The two movies Sully and Deepwater Horizon, which both came out in 2016, are near mirror images of each other in many ways.

Sully is partly the story about a pilot who has spent his entire career landing failing airplanes, effectively training him to do it again with higher stakes, where its never happened before. But its also the story of all of the regulation that has prevented all commercial aviation disasters since 2001. Sully may stay calm under pressure, but he's standing on the shoulders of giants. The flight attendants stick to their training. The port authority and the captains of the boats that rescue all of the passengers stick to their training. The NTSB even sticks to their training in certain ways. Plans were set forth, and followed. Even at the end of the movie, it is made clear that the NTSB's flaw was to control for all of the time constraints Sullenberger faced, all of the stress, and hid the fact that it was something like the 20th attempt in the simulator that was the first successful landing.

Deepwater horizon is the story about a company that has successfully captured their regulatory framework. There was inadequate training, inadequate safety measures, inadequate equipment to properly measure the specifics of the well. And so when the shit hits the fan, does everyone stay calm and exercise the plan to effect their continued survival? Nope, they all panic, and they nearly all die.

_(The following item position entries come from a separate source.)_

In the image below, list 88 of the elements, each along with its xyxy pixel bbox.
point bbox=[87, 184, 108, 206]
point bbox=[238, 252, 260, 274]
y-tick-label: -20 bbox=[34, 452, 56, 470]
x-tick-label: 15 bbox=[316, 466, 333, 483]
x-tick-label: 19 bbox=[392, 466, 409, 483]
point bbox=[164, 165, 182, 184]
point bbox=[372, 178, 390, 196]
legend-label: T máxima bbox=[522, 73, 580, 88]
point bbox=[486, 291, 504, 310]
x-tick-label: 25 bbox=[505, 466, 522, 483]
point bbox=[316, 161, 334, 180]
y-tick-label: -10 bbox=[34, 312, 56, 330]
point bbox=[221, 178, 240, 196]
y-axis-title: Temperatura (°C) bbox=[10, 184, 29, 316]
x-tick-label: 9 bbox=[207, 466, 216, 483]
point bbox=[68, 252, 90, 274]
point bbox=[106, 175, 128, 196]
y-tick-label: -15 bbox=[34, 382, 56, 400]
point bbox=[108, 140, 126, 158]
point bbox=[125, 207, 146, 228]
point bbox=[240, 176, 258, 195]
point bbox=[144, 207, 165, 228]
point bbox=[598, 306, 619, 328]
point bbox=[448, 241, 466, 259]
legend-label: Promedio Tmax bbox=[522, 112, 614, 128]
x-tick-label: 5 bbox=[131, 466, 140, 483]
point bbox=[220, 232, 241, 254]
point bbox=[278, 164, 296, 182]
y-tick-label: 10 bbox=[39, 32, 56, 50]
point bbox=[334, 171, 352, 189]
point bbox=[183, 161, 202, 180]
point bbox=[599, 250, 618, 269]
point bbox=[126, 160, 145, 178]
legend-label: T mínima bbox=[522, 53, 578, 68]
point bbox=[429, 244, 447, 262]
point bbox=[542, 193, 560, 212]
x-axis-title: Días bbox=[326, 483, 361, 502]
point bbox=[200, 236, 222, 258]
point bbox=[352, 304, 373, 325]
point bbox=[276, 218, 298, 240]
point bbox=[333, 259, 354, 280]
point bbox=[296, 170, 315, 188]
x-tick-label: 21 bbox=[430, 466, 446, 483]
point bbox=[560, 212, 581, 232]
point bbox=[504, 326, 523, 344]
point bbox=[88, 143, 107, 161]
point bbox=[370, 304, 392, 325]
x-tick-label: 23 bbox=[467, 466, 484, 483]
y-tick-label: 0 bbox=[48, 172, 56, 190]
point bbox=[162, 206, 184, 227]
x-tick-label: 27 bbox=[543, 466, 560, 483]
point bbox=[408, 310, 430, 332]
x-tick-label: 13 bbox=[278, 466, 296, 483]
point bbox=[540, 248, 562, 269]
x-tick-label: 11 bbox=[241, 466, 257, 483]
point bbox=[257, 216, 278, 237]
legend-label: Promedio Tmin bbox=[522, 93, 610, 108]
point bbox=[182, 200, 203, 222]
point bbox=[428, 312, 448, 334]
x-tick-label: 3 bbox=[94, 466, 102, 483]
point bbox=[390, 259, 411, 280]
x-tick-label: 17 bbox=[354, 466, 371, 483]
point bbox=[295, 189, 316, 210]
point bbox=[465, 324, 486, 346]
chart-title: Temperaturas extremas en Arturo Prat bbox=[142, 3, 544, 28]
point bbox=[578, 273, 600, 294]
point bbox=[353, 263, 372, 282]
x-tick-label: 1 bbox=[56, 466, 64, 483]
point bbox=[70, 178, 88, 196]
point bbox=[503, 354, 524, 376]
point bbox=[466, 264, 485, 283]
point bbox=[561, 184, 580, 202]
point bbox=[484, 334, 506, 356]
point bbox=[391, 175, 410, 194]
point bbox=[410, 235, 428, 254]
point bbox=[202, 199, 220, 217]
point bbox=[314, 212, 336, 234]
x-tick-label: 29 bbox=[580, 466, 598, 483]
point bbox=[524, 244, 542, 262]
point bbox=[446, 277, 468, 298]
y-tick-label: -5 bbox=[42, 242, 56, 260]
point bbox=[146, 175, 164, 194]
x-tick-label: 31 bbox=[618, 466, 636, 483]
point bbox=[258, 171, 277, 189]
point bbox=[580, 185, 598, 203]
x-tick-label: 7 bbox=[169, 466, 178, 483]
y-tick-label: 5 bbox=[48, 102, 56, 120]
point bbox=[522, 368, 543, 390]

Planes and Trains are far safer than automobiles because of ratio of humans to engines.

1 comments

As a public service notice, all of your comments for the last week or so are marked as dead. Some people like me view with show-dead on, and see them, but most people don't. I've vouched for a few of them as I come across them, but you might consider discussing the matter with hn@ycombinator.com. For what it's worth, my personal opinion is that some of your comments like this one are great, but it would be nice if you could be less confrontational in some of your others.
I've assumed that. I appreciate the advice. I got a little heated in the Berkeley Study article this week. I guess I get to a point when some things are plain as day to me, such as "Humans learn better when they are more awake than less awake", and then read people pontificate about how this is such a profound insight, and confirms a hunch they've had their whole life. Its like I can see myself getting wound up, but I can't resist correcting my detractors. It only get's worse when people can enumerate the trees, but roll their eyes at others claiming a forest.

I even knew going into my final retort to /u/dang that he'd swing the banhammer. But something in the back of my mind just said "hold my beer".

I fully agree that honey kills more flies than vinegar. But I'm also a Lord of the Rings fan. Pip and Merri only convince the Ents to go to war through forcing them to confront the clear cut forest. It was the Ents position, much like the US before WWI, that this too shall pass, and we shouldn't involve ourselves in the affairs of men/europe.

I'm not saying confrontation is always defensible, but its also not always indefensible.

I guess I struggle at picking my battles.